The traveling men from distant cities came to drink, to dance and to lose themselves for a short time. Those nights, my mother would work her desperate magic, weaving spells of heavy perfume and vice-like thighs to make them stay.
But none ever did.
When they left, the users and the used, she would trudge up the stairs to unlock the attic door, then turn, “change your pants,” she’d say. “Eat something,” she’d say, before disappearing into her room. She expected no response and I offered none.

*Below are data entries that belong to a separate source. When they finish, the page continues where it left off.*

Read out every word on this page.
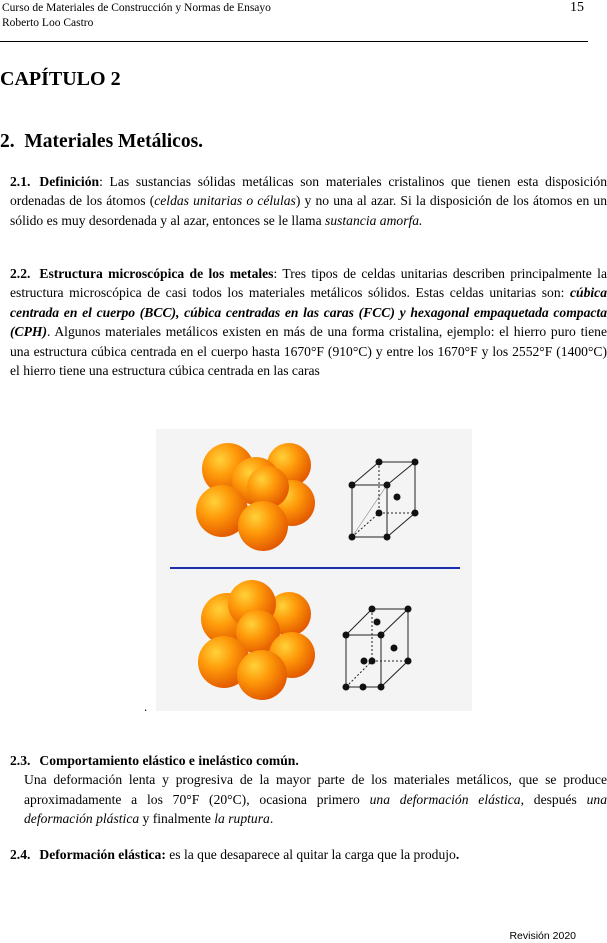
Curso de Materiales de Construcción y Normas de Ensayo
Roberto Loo Castro
15
CAPÍTULO 2
2. Materiales Metálicos.
2.1. Definición: Las sustancias sólidas metálicas son materiales cristalinos que tienen esta disposición ordenadas de los átomos (celdas unitarias o células) y no una al azar. Si la disposición de los átomos en un sólido es muy desordenada y al azar, entonces se le llama sustancia amorfa.
2.2. Estructura microscópica de los metales: Tres tipos de celdas unitarias describen principalmente la estructura microscópica de casi todos los materiales metálicos sólidos. Estas celdas unitarias son: cúbica centrada en el cuerpo (BCC), cúbica centradas en las caras (FCC) y hexagonal empaquetada compacta (CPH). Algunos materiales metálicos existen en más de una forma cristalina, ejemplo: el hierro puro tiene una estructura cúbica centrada en el cuerpo hasta 1670°F (910°C) y entre los 1670°F y los 2552°F (1400°C) el hierro tiene una estructura cúbica centrada en las caras
.
2.3. Comportamiento elástico e inelástico común.
Una deformación lenta y progresiva de la mayor parte de los materiales metálicos, que se produce aproximadamente a los 70°F (20°C), ocasiona primero una deformación elástica, después una deformación plástica y finalmente la ruptura.
2.4. Deformación elástica: es la que desaparece al quitar la carga que la produjo.
Revisión 2020
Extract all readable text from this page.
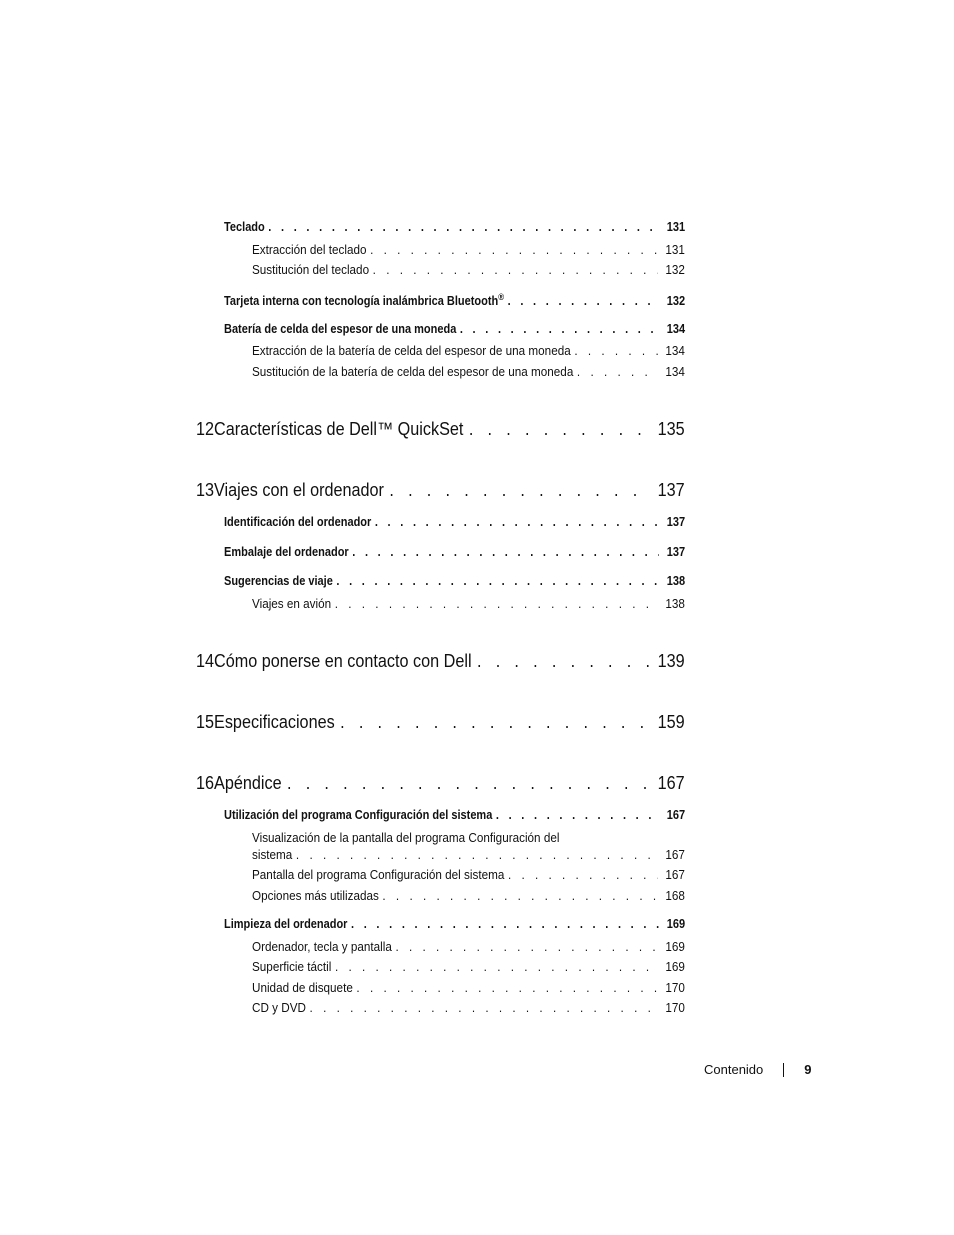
Teclado . . .	131
Extracción del teclado . . .	131
Sustitución del teclado . . .	132
Tarjeta interna con tecnología inalámbrica Bluetooth® . . .	132
Batería de celda del espesor de una moneda . . .	134
Extracción de la batería de celda del espesor de una moneda . . .	134
Sustitución de la batería de celda del espesor de una moneda . . .	134
12 Características de Dell™ QuickSet . . .	135
13 Viajes con el ordenador . . .	137
Identificación del ordenador . . .	137
Embalaje del ordenador . . .	137
Sugerencias de viaje . . .	138
Viajes en avión . . .	138
14 Cómo ponerse en contacto con Dell . . .	139
15 Especificaciones . . .	159
16 Apéndice . . .	167
Utilización del programa Configuración del sistema . . .	167
Visualización de la pantalla del programa Configuración del
sistema . . .	167
Pantalla del programa Configuración del sistema . . .	167
Opciones más utilizadas . . .	168
Limpieza del ordenador . . .	169
Ordenador, tecla y pantalla . . .	169
Superficie táctil . . .	169
Unidad de disquete . . .	170
CD y DVD . . .	170
Contenido	9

When I was fifteen, I followed one of the men out of town. He never noticed the silent boy in his wake, but I used his trail to lead me to a new city, where I found the people of the back streets, who recognized me as one of their own. They sheltered me, fed me on garbage and dreams, taught me about the different kinds of survival, inward and outward.
In time I graduated from the school of the alleys and grew into the illusion of a man. I left the back streets and the family of those years to take my new life on the road. But a man can’t move ahead sometimes, until he first goes back to see where he comes from. Where I came from was a locked attic. I needed to go back and find the key.
* * *
This morning I found myself back at the place where I began. I stood before the door for a long time. I wondered if she would answer to my knock. I wondered if she would know who I was this time. I wondered if it was in me to kill.

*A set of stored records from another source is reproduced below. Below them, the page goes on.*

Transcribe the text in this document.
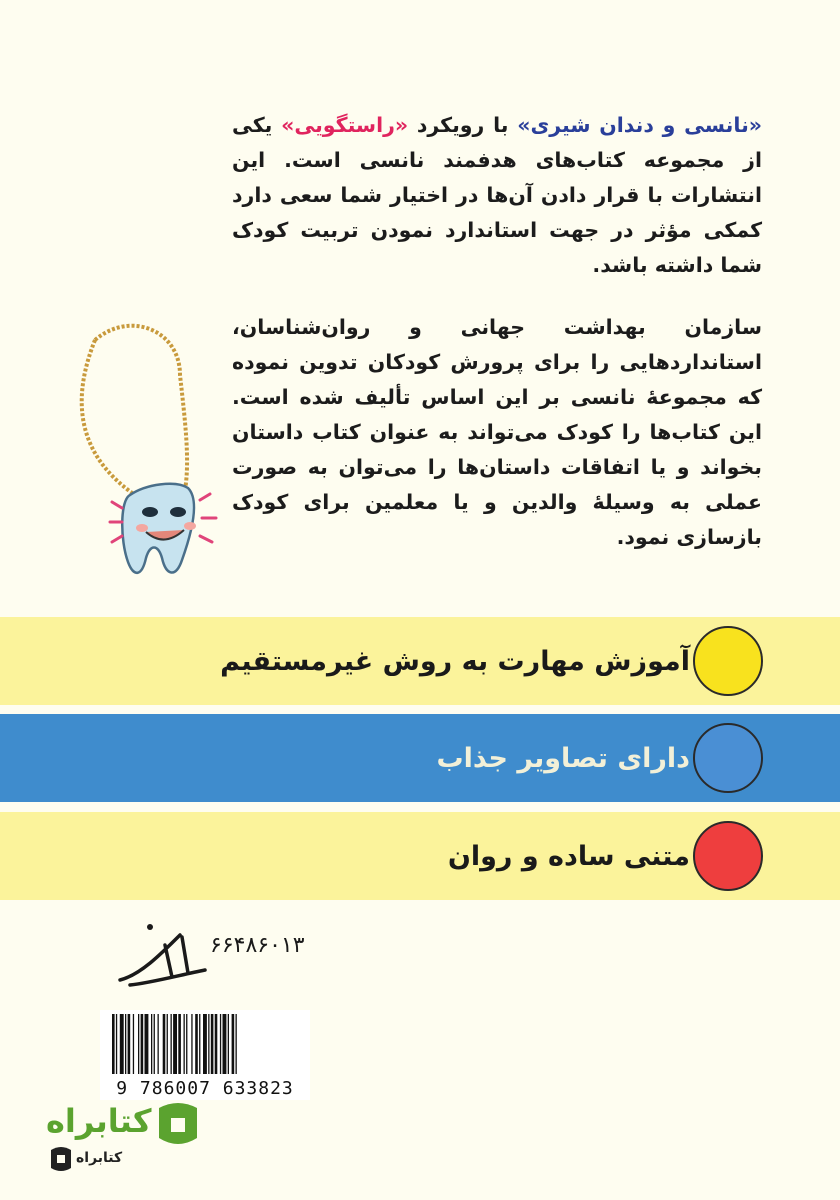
«نانسی و دندان شیری» با رویکرد «راستگویی» یکی از مجموعه کتاب‌های هدفمند نانسی است. این انتشارات با قرار دادن آن‌ها در اختیار شما سعی دارد کمکی مؤثر در جهت استاندارد نمودن تربیت کودک شما داشته باشد.
سازمان بهداشت جهانی و روان‌شناسان، استانداردهایی را برای پرورش کودکان تدوین نموده که مجموعهٔ نانسی بر این اساس تألیف شده است. این کتاب‌ها را کودک می‌تواند به عنوان کتاب داستان بخواند و یا اتفاقات داستان‌ها را می‌توان به صورت عملی به وسیلهٔ والدین و یا معلمین برای کودک بازسازی نمود.
آموزش مهارت به روش غیرمستقیم
دارای تصاویر جذاب
متنی ساده و روان
۶۶۴۸۶۰۱۳
9 786007 633823
کتابراه
کتابراه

I raised my fist… then turned the cracked glass knob instead and walked in. The house was not familiar to me, except for the blue/gray door at the top of the stairs. Through the door I could hear a woman singing softly. The cadence of the song matched my footsteps moving up, slow and measured. This time I knocked, but quietly. The way a small child would.
The door didn’t open and inside, the woman stopped singing. A man’s voice began to speak of local news, of storm warnings and road conditions. There was no other sound in the hallway except my own heartbeat.

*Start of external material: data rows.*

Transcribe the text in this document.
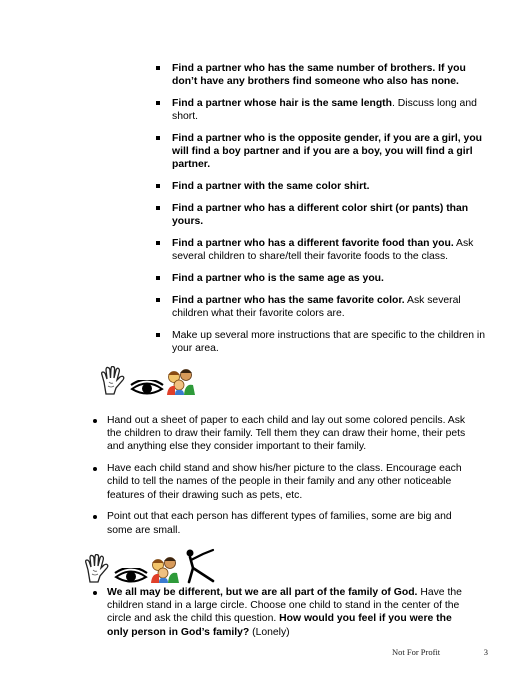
Find a partner who has the same number of brothers. If you don’t have any brothers find someone who also has none.
Find a partner whose hair is the same length. Discuss long and short.
Find a partner who is the opposite gender, if you are a girl, you will find a boy partner and if you are a boy, you will find a girl partner.
Find a partner with the same color shirt.
Find a partner who has a different color shirt (or pants) than yours.
Find a partner who has a different favorite food than you. Ask several children to share/tell their favorite foods to the class.
Find a partner who is the same age as you.
Find a partner who has the same favorite color. Ask several children what their favorite colors are.
Make up several more instructions that are specific to the children in your area.
Hand out a sheet of paper to each child and lay out some colored pencils. Ask the children to draw their family. Tell them they can draw their home, their pets and anything else they consider important to their family.
Have each child stand and show his/her picture to the class. Encourage each child to tell the names of the people in their family and any other noticeable features of their drawing such as pets, etc.
Point out that each person has different types of families, some are big and some are small.
We all may be different, but we are all part of the family of God. Have the children stand in a large circle. Choose one child to stand in the center of the circle and ask the child this question. How would you feel if you were the only person in God’s family? (Lonely)
Not For Profit	3
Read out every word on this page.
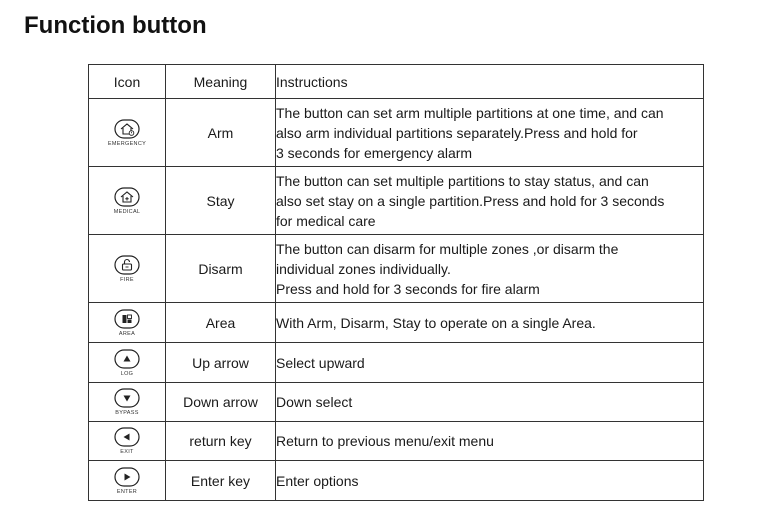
Function button
Icon	Meaning	Instructions

EMERGENCY	Arm	The button can set arm multiple partitions at one time, and can
also arm individual partitions separately.Press and hold for
3 seconds for emergency alarm

MEDICAL	Stay	The button can set multiple partitions to stay status, and can
also set stay on a single partition.Press and hold for 3 seconds
for medical care

FIRE	Disarm	The button can disarm for multiple zones ,or disarm the
individual zones individually.
Press and hold for 3 seconds for fire alarm

AREA	Area	With Arm, Disarm, Stay to operate on a single Area.

LOG	Up arrow	Select upward

BYPASS	Down arrow	Down select

EXIT	return key	Return to previous menu/exit menu

ENTER	Enter key	Enter options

Detached, I watched my hand reach out and open the door.
She didn’t turn her eyes from the ceiling when I entered the room. And as I stood above her, I saw that those eyes were dry, like the skin on her face. Dusty looking. Her expression was accepting and not afraid. She hadn’t struggled with death. Minutes or hours before she had gone willingly, it seemed.
On the nightstand beside her bed was a radio, playing softly, an empty bottle and a key, marked ‘Home”. I picked it up, then set it back down. Leaving the radio on, I went downstairs to the parlor that I hardly remembered, to the phone.
* * *
The light is changing in the attic now. Twilight is coloring everything gray. I stand looking around for a few minutes more then move to lift the blanket from the dresser mirror. The reflection of myself, so changed and un-childlike, takes me by surprise. I look closer and notice wet streaks on my face and wonder about them as I turn to walk down the attic stairs.
Something scuttles in the shadows behind the dresser. But I don’t startle.